The Tenth Circuit has established that a finding of "cause" under Section 349(a) must be premised on bad faith conduct, beyond mere tardiness, that is prejudicial to creditors. See, Frieouf, supra at 1104-1105; Hall v. Vance, 887 F.2d 1041, 1045 (10th Cir.1989). This Court finds that the above-cited factual findings more than adequately satisfy the "cause" standards of Section 349(a).

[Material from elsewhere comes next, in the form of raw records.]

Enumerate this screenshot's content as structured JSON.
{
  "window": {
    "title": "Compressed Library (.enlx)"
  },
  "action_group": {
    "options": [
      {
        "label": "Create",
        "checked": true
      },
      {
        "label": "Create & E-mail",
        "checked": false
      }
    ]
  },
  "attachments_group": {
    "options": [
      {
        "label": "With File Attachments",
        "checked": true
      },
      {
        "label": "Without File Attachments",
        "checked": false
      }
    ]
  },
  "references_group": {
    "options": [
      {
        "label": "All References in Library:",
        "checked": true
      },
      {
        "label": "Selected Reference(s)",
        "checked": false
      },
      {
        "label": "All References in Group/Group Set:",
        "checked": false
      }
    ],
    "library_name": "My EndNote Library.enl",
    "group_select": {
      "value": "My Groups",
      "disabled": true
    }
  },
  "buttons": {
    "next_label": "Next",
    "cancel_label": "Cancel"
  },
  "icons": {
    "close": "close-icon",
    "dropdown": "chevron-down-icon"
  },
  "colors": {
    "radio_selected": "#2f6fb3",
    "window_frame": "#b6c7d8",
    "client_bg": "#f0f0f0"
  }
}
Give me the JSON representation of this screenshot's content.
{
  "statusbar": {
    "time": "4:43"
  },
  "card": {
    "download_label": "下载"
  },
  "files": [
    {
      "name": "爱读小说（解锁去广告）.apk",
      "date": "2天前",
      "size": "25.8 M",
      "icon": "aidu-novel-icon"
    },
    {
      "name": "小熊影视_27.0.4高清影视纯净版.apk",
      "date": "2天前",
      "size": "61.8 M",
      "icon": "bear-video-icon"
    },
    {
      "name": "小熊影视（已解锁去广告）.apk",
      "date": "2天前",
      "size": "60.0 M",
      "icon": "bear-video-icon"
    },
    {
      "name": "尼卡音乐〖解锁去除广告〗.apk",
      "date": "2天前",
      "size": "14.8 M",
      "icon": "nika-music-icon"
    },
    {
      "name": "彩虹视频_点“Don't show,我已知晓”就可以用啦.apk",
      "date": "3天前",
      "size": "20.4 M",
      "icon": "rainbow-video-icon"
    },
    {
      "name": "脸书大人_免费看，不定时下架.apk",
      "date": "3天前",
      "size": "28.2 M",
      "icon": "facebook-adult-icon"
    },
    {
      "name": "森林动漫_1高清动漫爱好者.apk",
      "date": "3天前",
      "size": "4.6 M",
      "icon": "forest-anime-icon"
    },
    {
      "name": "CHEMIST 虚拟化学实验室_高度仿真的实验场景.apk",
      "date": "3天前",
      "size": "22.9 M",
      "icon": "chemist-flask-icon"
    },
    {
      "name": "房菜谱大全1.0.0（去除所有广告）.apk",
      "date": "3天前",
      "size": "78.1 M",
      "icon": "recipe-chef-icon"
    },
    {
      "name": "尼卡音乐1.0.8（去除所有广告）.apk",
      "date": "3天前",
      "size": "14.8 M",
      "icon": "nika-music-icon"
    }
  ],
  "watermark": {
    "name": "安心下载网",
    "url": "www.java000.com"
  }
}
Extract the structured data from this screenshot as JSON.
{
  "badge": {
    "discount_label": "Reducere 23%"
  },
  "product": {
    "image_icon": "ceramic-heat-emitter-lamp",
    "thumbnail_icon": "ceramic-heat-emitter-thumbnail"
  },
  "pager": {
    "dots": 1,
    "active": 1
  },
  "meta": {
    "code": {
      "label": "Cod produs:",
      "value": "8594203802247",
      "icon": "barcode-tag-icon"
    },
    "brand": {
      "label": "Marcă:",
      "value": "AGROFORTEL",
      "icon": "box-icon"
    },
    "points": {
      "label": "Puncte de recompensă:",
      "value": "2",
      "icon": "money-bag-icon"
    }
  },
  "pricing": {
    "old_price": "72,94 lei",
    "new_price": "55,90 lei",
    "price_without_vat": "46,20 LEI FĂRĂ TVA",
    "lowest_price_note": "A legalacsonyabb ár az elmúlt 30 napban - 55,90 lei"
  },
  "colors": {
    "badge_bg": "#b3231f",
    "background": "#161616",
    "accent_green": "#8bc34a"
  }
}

But even if the Debtors' efforts to avoid payment to Kramer through delay, mendacity, non-disclosure, concealment of material information and assets, and bad faith in general were immune from constraint under section 349(a), "it appears that the Court has authority under section 105 of the Bankruptcy Code to impose appropriate restraints." Dilley, supra at 197.

Accordingly, it is

ORDERED that Kramer's Motion for Sanctions and Supporting Argument filed July 16, 1992 is GRANTED; and it is

FURTHER ORDERED that the within bankruptcy case, number 89-B-10175-A, is hereby DISMISSED WITH PREJUDICE and Debtors shall be and hereby are permanently enjoined from obtaining a future discharge of the debt owed by them to creditor Richard Kramer.

NOTES

[1] Actually, the hearing consumed portions of four days over a period of five months.

[2] Findings of Fact, Conclusions of Law, and Order Denying Confirmation of Plan, and Dismissing Chapter 13 Case entered February 14, 1991 at p. 20, ¶ 10. See also, p. 11-12, ¶ 21, p. 14, ¶ 25, and p. 20, ¶ 19.

[3] Id., at p. 12, ¶ 22, and p. 17, ¶ 30.

[4] Id., at p. 9-10, ¶ 17 (eight bank accounts at four different financial institutions existed while only one was originally disclosed).

[5] Id., at p. 14-15, ¶ 26.

[6] Id., at p. 9, ¶ 17 (even when directly questioned on this subject at the Section 341 meeting), p. 15-16, ¶ 28, p. 17, ¶ 31, and p. 18, ¶ 34.

[7] Id., at p. 2, ¶ 6 through p. 3, ¶ 7, and p. 11, ¶ 19.

[8] Id., at p. 8, ¶ 15, p. 17, ¶ 29 (Walter Cooper "debt"), and p. 19, ¶ 5 (same).

[9] Id., at p. 7, ¶ 13 (three co-signed loans with sons).

[10] Id., at p. 6, ¶ 13.

[11] Id., at p. 18, ¶ 33.

[12] Id., at p. 6-7, ¶ 13 and p. 17-18, ¶ 32.

[13] Id., at p. 6, ¶ 13.

[14] Id., at p. 10, ¶ 18, p. 17-18, ¶ 32, and p. 18, ¶ 33.

[15] Id., at p. 9, ¶ 17 and p. 10-11, ¶ 18.

[16] Id., at p. 12, ¶ 22 through p. 13, ¶ 23, p. 16, ¶ 28, p. 16-17, ¶ 29, and p. 18, ¶ 35.

[17] Id., at p. 21, ¶ 13. See also, p. 18, ¶ 1 through p. 19, ¶ 4, and p. 19, ¶ 6 through p. 20, ¶ 9.

[18] Id., at p. 11, ¶ 20 and p. 21, ¶ 13.

[19] The precarious nature of certain of the parties' health and their advanced years lends a degree of urgency and frustration to the entire process.